The plot of Son of Saul seems simple. Saul, a Sonderkommando, decides to have a traditional Jewish burial for the body of a boy he believes to be his son. Sonderkommandos are Jewish prisoners who have been given the job of operating the gas chambers in the Nazi camps, cleaning up after the act, taking care of the dead bodies and managing all the logistics that comes with killing people in gas chambers. These people have a special status because they have been chosen for this important job but they are never indispensable. And although this special status means living for a few days longer, their life is perhaps more difficult than the other Jews who are killed immediately. These Sonderkommandos must watch several generations of people from their community dying a horrible death everyday knowing that the same fate awaits them.

Working in the camps has made these people lose all their emotional hangups and attachments and everything is seen purely in terms of choosing between your own life and death. The hopelessness that comes with being a Sonderkommando is seen in the empty eyes of Saul in the opening scene. When he notices the boy who is struggling with his last breaths after being through the awful ordeal of the gas chamber, there is a sudden spark of urgency, a sense of purpose that awakens within him. Over the course of the film, we come to understand that the burial of this boy means more than just a religious ritual. It is a symbol of a frantic quest for penance and making up for all the guilt that comes with being a Sonderkommando. The act is also symbolic of the defiance of the Nazi propaganda and a refusal to be eliminated as the Germans intend their community to be. This final act of Saul is a desperate attempt to make himself human again.


It is not just the plot but the context and setting of the movie that make it so brilliant. Shown from the limited perspective of Saul, the horrors of the concentration camp are only visible in the background but they are just as heartbreaking as any other Holocaust documentary you might watch.
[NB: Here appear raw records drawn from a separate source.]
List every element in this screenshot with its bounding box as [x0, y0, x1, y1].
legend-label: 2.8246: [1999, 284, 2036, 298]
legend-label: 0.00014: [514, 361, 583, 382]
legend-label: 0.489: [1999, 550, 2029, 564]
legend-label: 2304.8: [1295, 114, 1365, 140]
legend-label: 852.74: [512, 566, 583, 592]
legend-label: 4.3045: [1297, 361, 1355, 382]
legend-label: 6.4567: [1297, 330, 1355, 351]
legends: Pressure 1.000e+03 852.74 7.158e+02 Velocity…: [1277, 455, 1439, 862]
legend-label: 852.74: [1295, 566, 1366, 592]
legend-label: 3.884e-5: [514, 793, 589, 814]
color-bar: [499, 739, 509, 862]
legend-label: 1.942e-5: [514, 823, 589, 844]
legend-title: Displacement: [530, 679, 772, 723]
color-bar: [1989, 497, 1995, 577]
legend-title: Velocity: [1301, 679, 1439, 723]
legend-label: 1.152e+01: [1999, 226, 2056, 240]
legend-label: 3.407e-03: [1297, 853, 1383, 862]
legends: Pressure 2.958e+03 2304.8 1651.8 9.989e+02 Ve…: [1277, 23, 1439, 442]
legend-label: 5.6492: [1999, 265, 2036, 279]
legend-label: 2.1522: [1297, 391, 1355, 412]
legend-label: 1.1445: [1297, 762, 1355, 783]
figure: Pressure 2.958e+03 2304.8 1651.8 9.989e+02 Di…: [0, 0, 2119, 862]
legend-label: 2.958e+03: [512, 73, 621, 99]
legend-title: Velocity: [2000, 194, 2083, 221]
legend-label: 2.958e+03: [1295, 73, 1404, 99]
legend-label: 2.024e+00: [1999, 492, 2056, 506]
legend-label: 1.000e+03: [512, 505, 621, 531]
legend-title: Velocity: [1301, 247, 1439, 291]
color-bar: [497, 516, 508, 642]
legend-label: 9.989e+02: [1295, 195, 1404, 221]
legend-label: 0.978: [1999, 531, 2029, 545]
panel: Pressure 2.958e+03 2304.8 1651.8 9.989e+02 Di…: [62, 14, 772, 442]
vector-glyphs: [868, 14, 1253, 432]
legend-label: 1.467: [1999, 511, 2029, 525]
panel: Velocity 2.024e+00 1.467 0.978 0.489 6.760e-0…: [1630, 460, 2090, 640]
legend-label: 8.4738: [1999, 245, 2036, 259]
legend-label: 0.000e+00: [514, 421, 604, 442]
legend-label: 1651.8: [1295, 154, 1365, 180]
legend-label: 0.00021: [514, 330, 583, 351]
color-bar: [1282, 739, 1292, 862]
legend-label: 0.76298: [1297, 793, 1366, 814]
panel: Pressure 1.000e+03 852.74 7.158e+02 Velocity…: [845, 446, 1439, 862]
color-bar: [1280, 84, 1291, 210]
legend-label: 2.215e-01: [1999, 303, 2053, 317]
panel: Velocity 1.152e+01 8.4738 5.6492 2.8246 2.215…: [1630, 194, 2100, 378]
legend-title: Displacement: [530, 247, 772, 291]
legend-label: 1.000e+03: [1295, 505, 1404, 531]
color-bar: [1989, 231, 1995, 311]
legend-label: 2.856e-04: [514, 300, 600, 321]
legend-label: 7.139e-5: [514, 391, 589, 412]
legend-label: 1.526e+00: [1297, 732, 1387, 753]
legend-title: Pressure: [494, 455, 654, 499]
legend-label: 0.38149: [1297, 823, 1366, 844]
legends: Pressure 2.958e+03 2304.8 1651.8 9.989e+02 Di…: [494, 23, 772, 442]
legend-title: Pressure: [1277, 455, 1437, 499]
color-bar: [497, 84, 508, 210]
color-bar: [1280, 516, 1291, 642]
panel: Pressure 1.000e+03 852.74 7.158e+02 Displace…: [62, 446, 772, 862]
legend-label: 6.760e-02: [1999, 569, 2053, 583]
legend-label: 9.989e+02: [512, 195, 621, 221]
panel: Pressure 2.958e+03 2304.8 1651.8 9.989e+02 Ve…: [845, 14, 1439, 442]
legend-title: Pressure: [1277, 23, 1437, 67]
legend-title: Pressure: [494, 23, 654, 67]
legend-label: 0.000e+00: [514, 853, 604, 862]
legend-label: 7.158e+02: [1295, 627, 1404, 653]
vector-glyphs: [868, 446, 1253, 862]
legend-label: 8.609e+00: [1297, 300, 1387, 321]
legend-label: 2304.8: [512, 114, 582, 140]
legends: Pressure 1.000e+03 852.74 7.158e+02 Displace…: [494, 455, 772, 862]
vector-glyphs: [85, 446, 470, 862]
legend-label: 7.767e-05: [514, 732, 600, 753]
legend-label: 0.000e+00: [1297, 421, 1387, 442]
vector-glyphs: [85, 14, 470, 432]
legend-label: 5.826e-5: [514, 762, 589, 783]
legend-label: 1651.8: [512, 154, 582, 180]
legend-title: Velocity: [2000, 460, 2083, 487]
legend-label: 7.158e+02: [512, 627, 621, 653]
The clever camera work ensures that the perspective of Saul adds another dimension of desperation, tragedy and claustrophobia to these events.

Saul’s obsessiveness about this burial can be frustrating at times and indeed, it is confusing that Saul is obsessed with finding meaning in having a funeral for a seemingly unknown boy but remains uninterested in the planned uprising against the Germans. There is a suggestion that Saul may have lost his mental balance, that he is so overwhelmed by the guilt and desperation of his situation that his meaning for existence has boiled down to doing right for his “son”. I found this explanation very believable and by showing this, the film succeeds in exploring the subject of the mental torture of the Jews in the Holocaust and giving it as much importance as their physical torture in the camps.

This is a movie that treats the subject of Holocaust with the solemnity and respect that it deserves while still succeeding in making it engrossing for the audience. Some may consider this a hard watch, and it is, but this is a movie that is important to watch for its substance, the superior technical film-making skills and the handling of its grim subject matter.

It is a hard hitting movie that leaves an impact for days after you have watched it and for me, it is the best Holocaust movie that I have seen and one of the most important films of this decade.